Weekly Message 5-11-12

 11 May 2012  
18 Iyar 5772  

Shalom Chaverim,  

As I walked through the school one afternoon this week, I saw a photography class sitting outside the photo lab, critiquing each other’s pictures. Quietly, one of the students showed me her photograph of a collection of objects on what appeared to be a kitchen table. “I’ve taken and developed about 15 or 16 pictures,” she told me, “and my theme is things that remind me of my grandmother.” I was moved by this student’s choice to use her photography project as a way to explore her past and connect with the life of her grandmother.  

Later that day I spoke with another student, who told me about her film class’s field trip to NewBridge on the Charles, Hebrew Senior Life. She explained to me that she and her classmates interviewed and filmed some of the residents as part of an oral history project. Their teacher shared with me the goals of their visit. “On a technical (film-making) level, they learned to respectfully adapt a person’s story using the documentary technique. In terms of Jewish identity development, they interacted with an older generation in order to create multi-generational bonds and mutual appreciation.” 

When I asked the teacher if he thought the visit was successful, he shared how moving the experience was for him. “Seeing the level of respect our students showed for their subjects and the genuine interest the residents had in our project, as well as the profound stories they told us about their lives, was awe inspiring. On top of that, the gratitude that both the residents and the students felt just to be able to talk with each other in that way was obvious and made the whole endeavor worthwhile.”  

Both of these encounters reminded me of a well-known teaching from Pirkei Avot (Ethics of the Fathers), which we traditionally read each Shabbat during the weeks between Passover and Shavuot. In the first Mishnah of Chapter 3, “Akavia ben Mahallalel says, ‘A person should pay attention to three things and (if he does) he will not come into the hands of sin: Where do you come from? Where are you going? And, before whom will you eventually have to give a reckoning?’”  

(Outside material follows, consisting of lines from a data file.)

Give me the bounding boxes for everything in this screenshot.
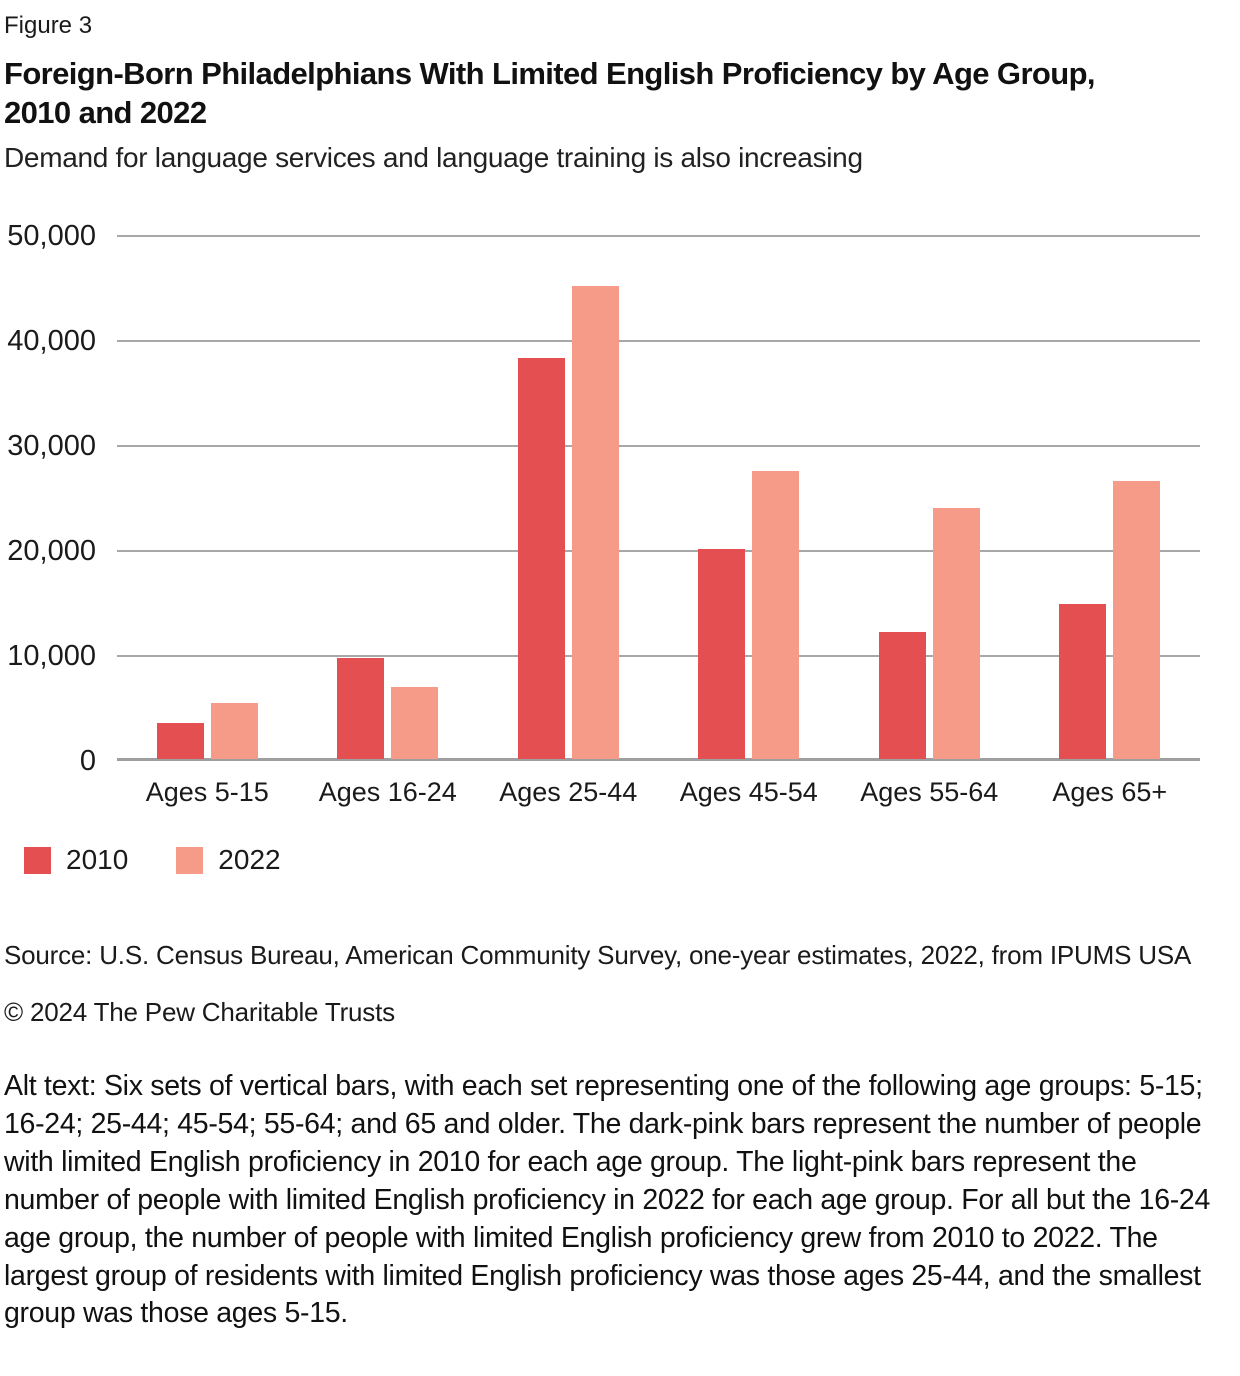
y-tick-label-10-000: 10,000 xyxy=(7,640,96,673)
x-axis-label-ages-16-24: Ages 16-24 xyxy=(318,777,457,808)
y-tick-label-30-000: 30,000 xyxy=(7,430,96,463)
bar-group-ages-5-15 xyxy=(117,236,298,760)
bar-group-ages-16-24 xyxy=(298,236,479,760)
bar-2022-ages-5-15 xyxy=(210,703,258,760)
chart-title: Foreign-Born Philadelphians With Limited… xyxy=(4,56,1096,131)
bar-group-ages-25-44 xyxy=(478,236,659,760)
legend-label-2022: 2022 xyxy=(218,844,281,876)
y-tick-label-20-000: 20,000 xyxy=(7,535,96,568)
bar-2010-ages-65plus xyxy=(1059,604,1107,760)
gridline-50000 xyxy=(117,235,1200,238)
gridline-30000 xyxy=(117,445,1200,448)
x-axis-labels: Ages 5-15 Ages 16-24 Ages 25-44 Ages 45-54 A… xyxy=(117,777,1200,808)
bar-2010-ages-25-44 xyxy=(517,358,565,760)
bar-2022-ages-55-64 xyxy=(932,508,980,760)
y-tick-label-0: 0 xyxy=(79,745,96,778)
copyright-line: © 2024 The Pew Charitable Trusts xyxy=(4,997,395,1028)
bar-2022-ages-65plus xyxy=(1113,481,1161,760)
x-axis-label-ages-25-44: Ages 25-44 xyxy=(499,777,638,808)
legend-item-2010: 2010 xyxy=(24,844,128,876)
x-axis-label-ages-5-15: Ages 5-15 xyxy=(145,777,269,808)
bar-2022-ages-16-24 xyxy=(391,687,439,760)
bar-2010-ages-45-54 xyxy=(698,549,746,760)
figure-label: Figure 3 xyxy=(4,12,93,39)
gridline-20000 xyxy=(117,550,1200,553)
bar-2022-ages-25-44 xyxy=(571,286,619,760)
bar-group-ages-65plus xyxy=(1020,236,1201,760)
bar-2022-ages-45-54 xyxy=(752,471,800,760)
x-axis-label-ages-45-54: Ages 45-54 xyxy=(679,777,818,808)
chart-subtitle: Demand for language services and languag… xyxy=(4,142,863,174)
x-axis-label-ages-55-64: Ages 55-64 xyxy=(860,777,999,808)
y-tick-label-40-000: 40,000 xyxy=(7,325,96,358)
alt-text-paragraph: Alt text: Six sets of vertical bars, wit… xyxy=(4,1070,1211,1330)
legend-swatch-2010-icon xyxy=(24,846,51,874)
bar-group-ages-45-54 xyxy=(659,236,840,760)
source-line: Source: U.S. Census Bureau, American Com… xyxy=(4,940,1192,971)
bar-group-ages-55-64 xyxy=(839,236,1020,760)
legend-swatch-2022-icon xyxy=(176,846,204,874)
legend: 2010 2022 xyxy=(24,844,1212,876)
bar-groups xyxy=(117,236,1201,760)
bar-2010-ages-16-24 xyxy=(337,658,385,760)
chart-region: 0 10,000 20,000 30,000 40,000 50,000 xyxy=(4,221,1212,776)
x-axis-label-ages-65plus: Ages 65+ xyxy=(1052,777,1168,808)
y-tick-label-50-000: 50,000 xyxy=(7,220,96,253)
gridline-40000 xyxy=(117,340,1200,343)
bar-2010-ages-55-64 xyxy=(878,632,926,760)
bar-2010-ages-5-15 xyxy=(156,723,204,760)
legend-item-2022: 2022 xyxy=(176,844,281,876)
plot-area xyxy=(117,235,1201,762)
gridline-10000 xyxy=(117,655,1200,658)
x-axis-line xyxy=(117,758,1200,762)
legend-label-2010: 2010 xyxy=(66,844,129,876)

In the Mishnah, Akavia ben Mehallalel answers his own three questions: “You come from a drop of semen; you are going back to the earth; you stand before the Almighty.” According to him, these questions should remind us of the fleeting nature of life and of our own smallness, which keeps us humble and helps us avoid the pride and self-centeredness that often can lead us astray.  

The student’s photography project and the video production class’s field trip to NewBridge suggest alternative answers to Akavia ben Mehallalel’s three essential questions. Perhaps, these questions are teaching us that, in order to be our best selves, we need to feel connected to our past, our heritage, our roots. We should not be, as one author put it, “orphans in history,” living only in the present moment, but rather we should see ourselves as part of a larger narrative. The unfolding story of our lives is interwoven with the story of our family and the story of our people.  

If we look carefully at our past and at the lives of the people who have come before us, we should be inspired to ask the Mishnah’s second question of ourselves and each other, “Where are you going?” What are your aspirations for the future, for the person you aspire to become and the world you want to create? And, as we live our lives as the bridge between the past and the future, we ask the third question to remind ourselves of the values and principles by which we live each day. We stand before thousands of years of lessons learned and an ever-evolving ethical and spiritual tradition.  

These three essential questions illustrate the power of a Jewish education, especially as our children are coming to understand themselves and their place in the world.  The opportunity to learn and grow as people with the guidance of Jewish values and in the context of tradition and community can have a lasting impact on the intellectual, moral, and spiritual people they are becoming.